O que poderá vir “Das Profundezas”? Espeleólogos vão explorar uma fenda geológica sem fim

Michelangelo Frammartino apresenta um drama italo-franco-alemão, com Claudia Candusso, Paolo Cossi e Mila Costi nos principais papéis. O crítico Vasco Baptista Marques dá-lhe quatro estrelas

Logo no início da nova longa de Frammartino (a sua primeira desde “As Quatro Voltas”, que data já de 2010) tropeçamos numa sequência aparentemente desconexa. Estamos em 1961, numa aldeia da Calábria onde, à noite, um grupo de habitantes locais se encontra reunido ao ar livre, à volta de um ecrã de televisão, assistindo a uma reportagem sobre um arranha-céus milanês. O carácter verborreico e intrusivo dessa peça — filmada por uma câmara que vai espreitando indiscretamente pelas janelas — está, como cedo perceberemos, em nítido contraste com aquilo que Frammartino se propõe fazer.

E isso é uma docuficção minimalista e contemplativa que sabe guardar uma justa distância em relação ao que filma, abdicando quase por completo de diálogos e comentários, para permitir que o espectador descubra por si o mundo que ela recria. Esse mundo é o das montanhas calabresas, e quem nele nos servirá de guia é uma equipa de espeleólogos, chegada à região para explorar pela primeira vez uma fenda geológica que parece não ter fim.

Trata-se aqui da dramatização de um episódio verídico que, ao longo do filme, irá alternando com a história — também ela aparentemente desconexa — de um velho pastor que está às portas da morte. Na verdade, esses dois segmentos da narrativa respondem-se graças à forma como cada um deles encena uma viagem rumo ao desconhecido: a viagem (móvel e vertical) dos espeleólogos que procuram cartografar um território virgem e a viagem (imóvel e horizontal) de um homem que se prepara para abordar o ‘incartografável’.

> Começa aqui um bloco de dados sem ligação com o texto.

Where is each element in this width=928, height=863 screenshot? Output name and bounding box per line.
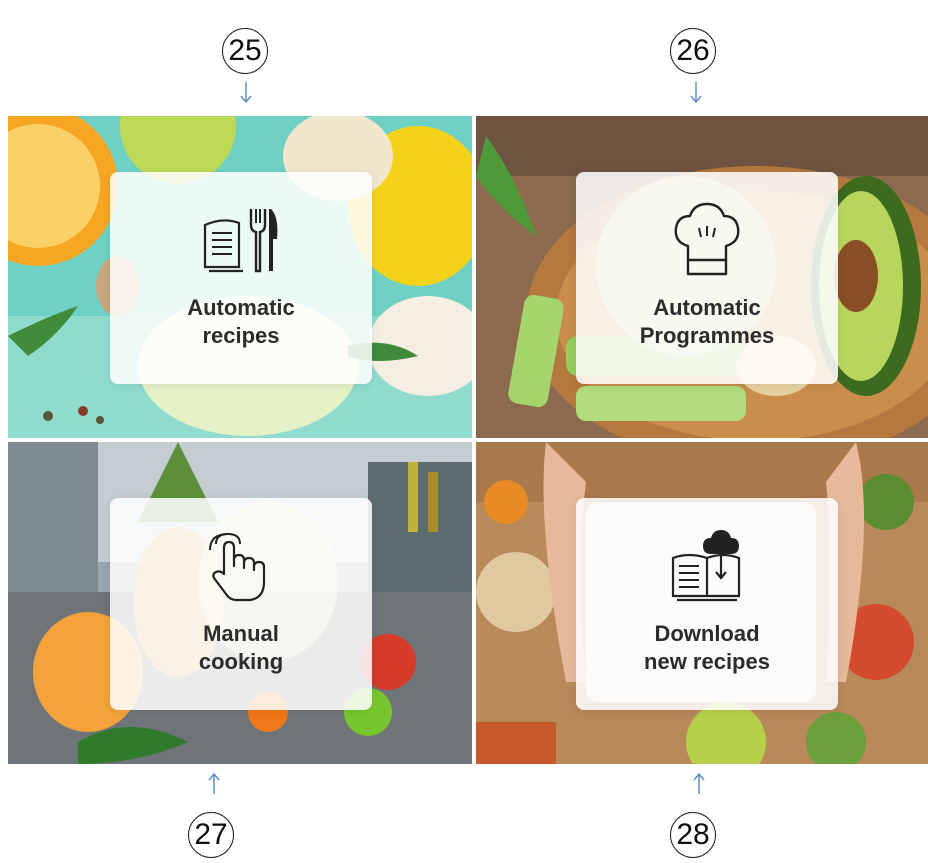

O jogo de ecos que assim se estabelece entre o mistério físico e o mistério metafísico está, de resto, longe de ser gratuito: o seu objetivo reside na configuração de um universo não antropocêntrico, onde — sem perder a sua dignidade — o Homem se descobre reduzido às suas reais proporções (daí que a realização faça questão de colocar a palavra ao nível dos demais ruídos do mundo). Justíssimo filme.